My attempt: Take any $C \subseteq X$. We show $C$ is connected. Suppose $C = A \cup B$ where $A$ and $B$ are disjoint, nonempty subsets (Open $\in \mathcal{T}_{indiscrete}$). Since only $X$ and $\varnothing$ live in the indiscrete topology, WLOG we can put $A = X$ and $B = \varnothing$. But this implies $C = X$ which is a contradiction. Hence, $C$ is connected.
Is this solution correct? any feedback? thanks
Best Answer
You have the basic idea, but you’re missing some crucial pieces.

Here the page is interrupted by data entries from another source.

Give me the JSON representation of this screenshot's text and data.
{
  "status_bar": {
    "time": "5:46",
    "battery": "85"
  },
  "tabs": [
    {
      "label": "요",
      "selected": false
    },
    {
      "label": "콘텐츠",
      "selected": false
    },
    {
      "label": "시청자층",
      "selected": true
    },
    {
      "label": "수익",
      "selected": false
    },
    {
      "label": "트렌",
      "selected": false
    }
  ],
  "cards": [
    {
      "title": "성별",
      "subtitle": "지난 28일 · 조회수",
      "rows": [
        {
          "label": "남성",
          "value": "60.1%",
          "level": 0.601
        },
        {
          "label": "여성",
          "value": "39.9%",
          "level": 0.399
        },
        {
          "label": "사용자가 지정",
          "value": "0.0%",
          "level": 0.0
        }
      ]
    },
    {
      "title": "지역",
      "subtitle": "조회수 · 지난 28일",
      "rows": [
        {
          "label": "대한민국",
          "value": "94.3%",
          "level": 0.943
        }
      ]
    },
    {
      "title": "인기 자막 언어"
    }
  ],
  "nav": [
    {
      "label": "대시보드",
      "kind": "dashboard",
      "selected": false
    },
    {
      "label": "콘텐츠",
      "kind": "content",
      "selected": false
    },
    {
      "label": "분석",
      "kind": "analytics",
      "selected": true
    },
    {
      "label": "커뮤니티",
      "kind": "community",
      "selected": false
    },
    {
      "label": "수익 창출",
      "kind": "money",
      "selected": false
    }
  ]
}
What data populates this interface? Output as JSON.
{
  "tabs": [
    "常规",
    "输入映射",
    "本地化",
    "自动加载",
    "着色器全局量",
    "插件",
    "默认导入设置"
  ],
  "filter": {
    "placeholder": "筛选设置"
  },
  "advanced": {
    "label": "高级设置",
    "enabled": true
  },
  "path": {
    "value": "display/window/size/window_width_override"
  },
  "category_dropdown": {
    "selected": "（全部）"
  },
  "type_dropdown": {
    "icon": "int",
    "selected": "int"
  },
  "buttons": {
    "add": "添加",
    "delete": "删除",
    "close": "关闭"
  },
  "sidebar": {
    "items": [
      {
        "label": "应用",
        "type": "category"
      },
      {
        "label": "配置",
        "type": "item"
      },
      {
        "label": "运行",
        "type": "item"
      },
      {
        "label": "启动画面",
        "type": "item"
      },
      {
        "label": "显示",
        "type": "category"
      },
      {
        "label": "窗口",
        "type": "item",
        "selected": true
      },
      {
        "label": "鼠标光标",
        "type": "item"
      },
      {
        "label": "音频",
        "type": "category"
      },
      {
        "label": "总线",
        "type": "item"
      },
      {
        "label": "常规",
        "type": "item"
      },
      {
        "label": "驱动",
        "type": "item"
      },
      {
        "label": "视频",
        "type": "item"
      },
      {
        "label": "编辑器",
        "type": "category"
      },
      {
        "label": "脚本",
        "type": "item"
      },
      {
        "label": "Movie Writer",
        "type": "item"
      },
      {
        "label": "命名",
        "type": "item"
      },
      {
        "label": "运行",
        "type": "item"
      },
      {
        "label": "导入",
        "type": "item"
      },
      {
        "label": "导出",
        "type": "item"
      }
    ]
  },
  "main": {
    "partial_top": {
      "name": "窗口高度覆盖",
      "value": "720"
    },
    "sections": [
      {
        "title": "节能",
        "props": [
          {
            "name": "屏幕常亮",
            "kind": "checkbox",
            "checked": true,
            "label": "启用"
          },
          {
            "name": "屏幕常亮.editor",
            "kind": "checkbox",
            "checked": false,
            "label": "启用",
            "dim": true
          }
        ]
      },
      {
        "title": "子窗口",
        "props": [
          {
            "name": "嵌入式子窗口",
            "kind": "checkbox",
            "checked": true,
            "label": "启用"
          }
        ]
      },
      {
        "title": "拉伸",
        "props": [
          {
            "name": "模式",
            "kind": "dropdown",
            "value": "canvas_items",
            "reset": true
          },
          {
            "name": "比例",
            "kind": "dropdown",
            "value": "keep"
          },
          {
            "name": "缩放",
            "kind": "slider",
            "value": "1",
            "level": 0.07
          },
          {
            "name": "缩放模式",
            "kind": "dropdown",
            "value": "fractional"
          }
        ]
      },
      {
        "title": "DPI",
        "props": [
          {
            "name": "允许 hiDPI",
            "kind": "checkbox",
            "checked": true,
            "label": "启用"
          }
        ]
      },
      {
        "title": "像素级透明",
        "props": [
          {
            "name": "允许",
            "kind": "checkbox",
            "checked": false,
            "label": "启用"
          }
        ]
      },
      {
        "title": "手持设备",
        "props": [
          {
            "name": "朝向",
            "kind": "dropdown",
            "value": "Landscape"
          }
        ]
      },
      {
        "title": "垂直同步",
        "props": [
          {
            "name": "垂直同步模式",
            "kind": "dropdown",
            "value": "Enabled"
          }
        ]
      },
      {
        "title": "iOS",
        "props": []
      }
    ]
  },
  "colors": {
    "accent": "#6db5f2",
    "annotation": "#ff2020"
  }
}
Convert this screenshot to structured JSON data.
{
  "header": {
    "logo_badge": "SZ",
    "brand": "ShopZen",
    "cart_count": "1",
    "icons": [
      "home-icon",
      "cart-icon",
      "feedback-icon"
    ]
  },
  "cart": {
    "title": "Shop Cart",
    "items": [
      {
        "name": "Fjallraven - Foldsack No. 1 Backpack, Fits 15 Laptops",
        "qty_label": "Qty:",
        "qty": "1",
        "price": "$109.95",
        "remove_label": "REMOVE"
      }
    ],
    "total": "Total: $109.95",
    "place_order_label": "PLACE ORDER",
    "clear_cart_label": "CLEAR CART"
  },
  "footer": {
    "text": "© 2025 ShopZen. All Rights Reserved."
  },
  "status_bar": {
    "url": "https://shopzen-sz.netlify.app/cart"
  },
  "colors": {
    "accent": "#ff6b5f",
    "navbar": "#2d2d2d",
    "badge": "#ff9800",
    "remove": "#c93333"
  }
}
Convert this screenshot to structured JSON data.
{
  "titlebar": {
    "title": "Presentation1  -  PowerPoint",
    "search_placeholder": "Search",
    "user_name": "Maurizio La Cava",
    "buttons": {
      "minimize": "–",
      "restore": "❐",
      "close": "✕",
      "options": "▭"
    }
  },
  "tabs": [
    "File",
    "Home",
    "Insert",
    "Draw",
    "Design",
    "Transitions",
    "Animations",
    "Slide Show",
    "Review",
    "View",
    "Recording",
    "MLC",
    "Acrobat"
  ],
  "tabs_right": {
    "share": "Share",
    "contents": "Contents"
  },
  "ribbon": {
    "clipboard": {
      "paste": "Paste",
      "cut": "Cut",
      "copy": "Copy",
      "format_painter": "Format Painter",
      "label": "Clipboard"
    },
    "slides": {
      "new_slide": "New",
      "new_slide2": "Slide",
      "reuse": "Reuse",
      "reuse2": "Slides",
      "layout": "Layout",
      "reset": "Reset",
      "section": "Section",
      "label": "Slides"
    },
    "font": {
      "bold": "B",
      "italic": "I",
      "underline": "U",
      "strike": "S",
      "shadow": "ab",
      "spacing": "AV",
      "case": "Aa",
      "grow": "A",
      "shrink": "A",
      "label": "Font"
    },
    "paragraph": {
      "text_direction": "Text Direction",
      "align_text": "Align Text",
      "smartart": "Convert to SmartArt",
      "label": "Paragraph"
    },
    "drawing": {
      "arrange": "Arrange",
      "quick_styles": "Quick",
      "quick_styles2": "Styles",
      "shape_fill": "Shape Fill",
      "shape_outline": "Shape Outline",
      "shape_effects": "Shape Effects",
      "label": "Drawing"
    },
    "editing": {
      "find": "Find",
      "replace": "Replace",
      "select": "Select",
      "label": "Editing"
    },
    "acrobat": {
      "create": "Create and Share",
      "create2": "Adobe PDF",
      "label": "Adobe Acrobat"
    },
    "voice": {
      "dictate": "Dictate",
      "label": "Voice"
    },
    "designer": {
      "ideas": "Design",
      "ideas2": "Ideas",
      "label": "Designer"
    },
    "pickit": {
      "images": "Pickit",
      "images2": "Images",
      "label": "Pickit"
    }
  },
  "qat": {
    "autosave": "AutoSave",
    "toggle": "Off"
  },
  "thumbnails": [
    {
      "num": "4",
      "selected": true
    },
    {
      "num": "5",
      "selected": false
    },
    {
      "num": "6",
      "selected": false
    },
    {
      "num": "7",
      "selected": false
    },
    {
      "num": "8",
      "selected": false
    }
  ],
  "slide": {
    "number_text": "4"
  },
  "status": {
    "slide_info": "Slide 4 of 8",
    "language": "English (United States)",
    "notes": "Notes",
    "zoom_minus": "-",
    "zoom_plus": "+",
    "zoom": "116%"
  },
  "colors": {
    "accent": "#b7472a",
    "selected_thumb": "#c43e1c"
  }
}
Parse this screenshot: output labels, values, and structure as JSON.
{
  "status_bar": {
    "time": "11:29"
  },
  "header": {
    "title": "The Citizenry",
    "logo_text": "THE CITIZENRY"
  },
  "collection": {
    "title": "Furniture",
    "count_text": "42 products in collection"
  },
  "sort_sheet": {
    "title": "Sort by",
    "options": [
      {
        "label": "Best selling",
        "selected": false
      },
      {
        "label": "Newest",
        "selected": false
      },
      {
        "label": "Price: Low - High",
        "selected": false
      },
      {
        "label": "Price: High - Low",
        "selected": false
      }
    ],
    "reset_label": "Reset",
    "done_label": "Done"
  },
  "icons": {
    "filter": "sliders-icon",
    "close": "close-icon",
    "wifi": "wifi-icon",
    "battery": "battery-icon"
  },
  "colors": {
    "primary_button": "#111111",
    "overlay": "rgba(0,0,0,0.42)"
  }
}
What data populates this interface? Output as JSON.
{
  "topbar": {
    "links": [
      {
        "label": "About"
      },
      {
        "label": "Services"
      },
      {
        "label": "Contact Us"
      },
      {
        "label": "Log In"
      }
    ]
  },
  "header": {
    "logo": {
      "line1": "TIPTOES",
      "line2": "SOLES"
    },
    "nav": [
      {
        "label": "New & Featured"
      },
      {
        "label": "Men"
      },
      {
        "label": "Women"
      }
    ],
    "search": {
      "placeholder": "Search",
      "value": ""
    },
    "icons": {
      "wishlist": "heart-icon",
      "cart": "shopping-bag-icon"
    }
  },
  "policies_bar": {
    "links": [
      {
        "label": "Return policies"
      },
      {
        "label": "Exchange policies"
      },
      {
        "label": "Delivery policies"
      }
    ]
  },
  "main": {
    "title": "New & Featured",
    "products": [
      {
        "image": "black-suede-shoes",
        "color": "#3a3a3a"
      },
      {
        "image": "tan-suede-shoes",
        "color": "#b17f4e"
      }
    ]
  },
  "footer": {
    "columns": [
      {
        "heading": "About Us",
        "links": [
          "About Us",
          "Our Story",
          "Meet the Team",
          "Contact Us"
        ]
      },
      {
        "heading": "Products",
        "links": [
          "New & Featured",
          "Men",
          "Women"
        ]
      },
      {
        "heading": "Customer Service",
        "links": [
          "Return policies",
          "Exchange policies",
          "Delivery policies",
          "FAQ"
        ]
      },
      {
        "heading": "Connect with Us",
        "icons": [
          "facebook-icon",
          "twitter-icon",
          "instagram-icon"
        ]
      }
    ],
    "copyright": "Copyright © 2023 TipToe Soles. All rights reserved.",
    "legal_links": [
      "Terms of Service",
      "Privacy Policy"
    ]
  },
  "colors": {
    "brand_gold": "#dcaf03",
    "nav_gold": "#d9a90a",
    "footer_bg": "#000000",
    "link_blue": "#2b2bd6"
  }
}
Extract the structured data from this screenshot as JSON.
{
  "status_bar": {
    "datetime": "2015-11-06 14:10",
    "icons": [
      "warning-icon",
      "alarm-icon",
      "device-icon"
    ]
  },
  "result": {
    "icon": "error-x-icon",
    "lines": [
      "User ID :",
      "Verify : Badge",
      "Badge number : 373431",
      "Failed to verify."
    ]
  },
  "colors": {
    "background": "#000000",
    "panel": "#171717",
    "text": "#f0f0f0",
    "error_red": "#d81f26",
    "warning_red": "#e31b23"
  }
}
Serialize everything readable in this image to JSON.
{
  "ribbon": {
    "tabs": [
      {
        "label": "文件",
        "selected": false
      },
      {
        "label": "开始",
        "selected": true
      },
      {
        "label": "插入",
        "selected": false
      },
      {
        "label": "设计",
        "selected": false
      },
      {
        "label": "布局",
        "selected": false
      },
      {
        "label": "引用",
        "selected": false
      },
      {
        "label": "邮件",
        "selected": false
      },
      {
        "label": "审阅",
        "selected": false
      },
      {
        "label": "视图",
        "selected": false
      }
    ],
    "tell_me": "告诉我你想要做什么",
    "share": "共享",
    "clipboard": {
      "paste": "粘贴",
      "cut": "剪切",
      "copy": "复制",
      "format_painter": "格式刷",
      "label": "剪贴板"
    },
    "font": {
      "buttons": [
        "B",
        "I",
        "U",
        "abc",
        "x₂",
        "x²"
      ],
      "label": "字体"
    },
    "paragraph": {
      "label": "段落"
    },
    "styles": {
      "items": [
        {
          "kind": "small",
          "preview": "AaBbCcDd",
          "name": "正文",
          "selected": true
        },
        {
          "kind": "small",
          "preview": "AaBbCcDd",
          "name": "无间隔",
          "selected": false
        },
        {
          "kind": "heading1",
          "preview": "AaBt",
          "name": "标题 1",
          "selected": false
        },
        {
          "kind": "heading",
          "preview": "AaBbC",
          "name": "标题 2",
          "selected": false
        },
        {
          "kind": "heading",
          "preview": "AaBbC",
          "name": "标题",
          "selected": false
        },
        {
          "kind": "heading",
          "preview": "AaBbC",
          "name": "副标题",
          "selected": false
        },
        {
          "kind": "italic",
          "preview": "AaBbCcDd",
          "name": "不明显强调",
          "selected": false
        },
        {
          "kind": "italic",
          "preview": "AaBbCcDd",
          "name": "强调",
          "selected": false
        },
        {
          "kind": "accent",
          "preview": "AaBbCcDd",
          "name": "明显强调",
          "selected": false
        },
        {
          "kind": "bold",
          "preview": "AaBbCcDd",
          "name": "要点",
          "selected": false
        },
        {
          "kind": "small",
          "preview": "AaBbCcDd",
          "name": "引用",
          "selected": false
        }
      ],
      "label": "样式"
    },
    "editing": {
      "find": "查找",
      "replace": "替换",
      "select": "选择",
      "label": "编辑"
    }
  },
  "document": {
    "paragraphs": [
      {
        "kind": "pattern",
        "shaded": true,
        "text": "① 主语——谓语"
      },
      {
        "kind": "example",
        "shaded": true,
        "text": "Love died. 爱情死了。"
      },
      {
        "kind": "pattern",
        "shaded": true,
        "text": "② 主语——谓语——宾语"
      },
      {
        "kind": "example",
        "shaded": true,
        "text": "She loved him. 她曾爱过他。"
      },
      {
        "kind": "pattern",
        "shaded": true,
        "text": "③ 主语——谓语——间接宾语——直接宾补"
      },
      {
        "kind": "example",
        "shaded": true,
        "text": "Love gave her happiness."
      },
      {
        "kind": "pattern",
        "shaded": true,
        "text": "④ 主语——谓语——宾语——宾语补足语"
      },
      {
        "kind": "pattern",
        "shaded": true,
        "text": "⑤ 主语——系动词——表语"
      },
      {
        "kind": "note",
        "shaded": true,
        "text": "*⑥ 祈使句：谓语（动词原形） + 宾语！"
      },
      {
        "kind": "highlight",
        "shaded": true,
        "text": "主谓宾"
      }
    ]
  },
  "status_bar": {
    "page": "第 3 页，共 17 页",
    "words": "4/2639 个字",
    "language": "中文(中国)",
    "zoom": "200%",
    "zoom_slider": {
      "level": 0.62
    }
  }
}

If $C$ is not connected, you can’t guarantee that your $A$ and $B$ are open in $X$; you can only guarantee that they are relatively open in $C$. Thus, you want to show that if $A$ and $B$ are disjoint, relatively open subsets of $C$ such that $C=A\cup B$, then one of $A$ and $B$ must be empty.
Since $A$ and $B$ are relatively open in $C$, there must be open sets $U$ and $V$ in $X$ such that $A=U\cap C$ and $B=V\cap C$. But then without loss of generality $U=X$ and $V=\varnothing$, so $B=\varnothing$, as desired and $C$ is connected.
Note that it makes no difference whether $C=X$ or not.